Cet animateur-vedette de Radio Caraïbes, qui se trouvait en studio au moment du tremblement de terre, a perdu sa maison, comme la plupart de ses collègues. La nuit, il dort dans son auto. Et le jour, il continue son boulot de journaliste.

Au fil des jours, les messages du public ont changé, explique-t-il. Les appels personnels ont cédé la place à des messages collectifs. Les sinistrés veulent attirer l'attention sur une ville, un quartier ou un bout de rue en attente d'une aide qui n'arrive pas.

«Les gens viennent vers nous parce qu'ils ne savent pas à qui s'adresser, dit Israël Jacky Cantave. Mais il n'y a personne à qui s'adresser. Et nous, nous ne pouvons pas les aider.»

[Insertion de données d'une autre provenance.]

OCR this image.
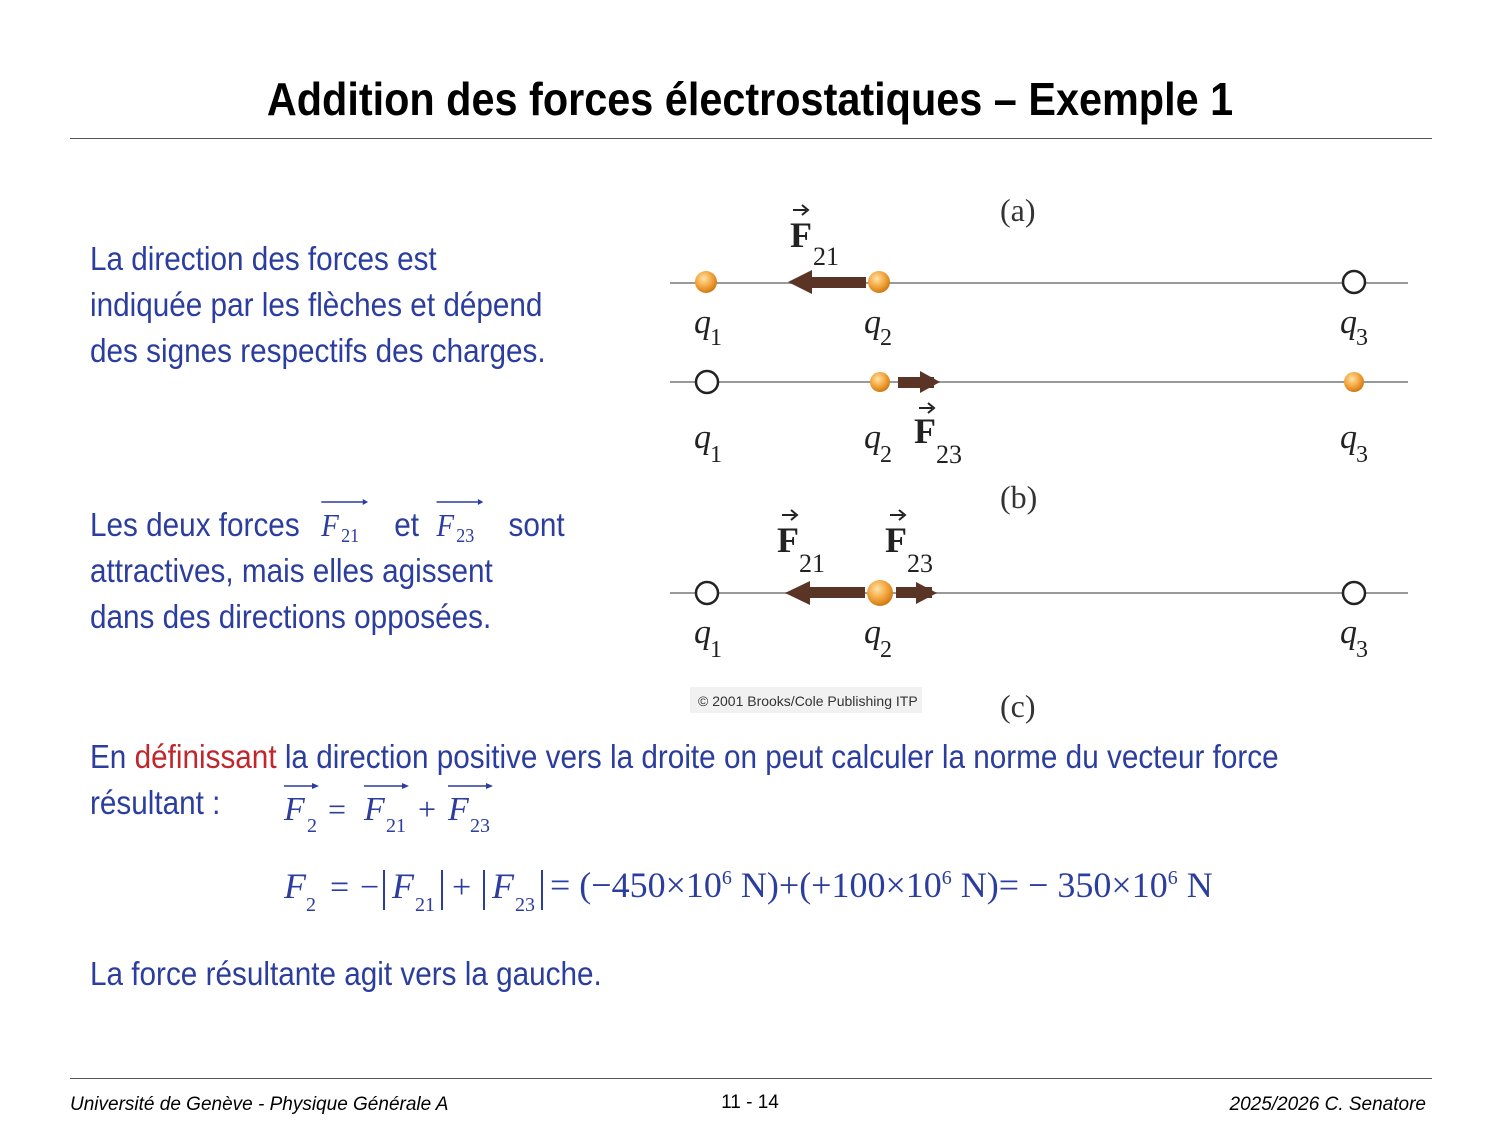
Addition des forces électrostatiques – Exemple 1
La direction des forces est
indiquée par les flèches et dépend
des signes respectifs des charges.
Les deux forces F 21 et F 23 sont
attractives, mais elles agissent
dans des directions opposées.
(a)
(b)
(c)
F
21
q 1	q 2	q 3
F
23
q 1	q 2	q 3
F
21
F
23
q 1	q 2	q 3
© 2001 Brooks/Cole Publishing ITP
En définissant la direction positive vers la droite on peut calculer la norme du vecteur force
résultant :	F 2 = F 21 + F 23
F 2 = − F 21 + F $23 = (-450\times 10^6$ $N)+(+100\times 10^6$ $N)= - 350\times 10^6$ N
La force résultante agit vers la gauche.
Université de Genève - Physique Générale A	11 - 14	2025/2026 C. Senatore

Quelles chances y a-t-il pour que les appels radio aient des suites? Pas plus de 10%, estime Jacques Montelus.

Parfois, un message passe, note Israël Jacky Cantave. Pas souvent, mais cela arrive. Depuis quelque temps, Radio Caraïbes joue aussi le rôle de courroie de transmission entre des comités de citoyens qui s'organisent et le gouvernement, par exemple. Mais dans l'ensemble, selon le journaliste, lire un message à la radio, «c'est un peu comme écrire une lettre au pape».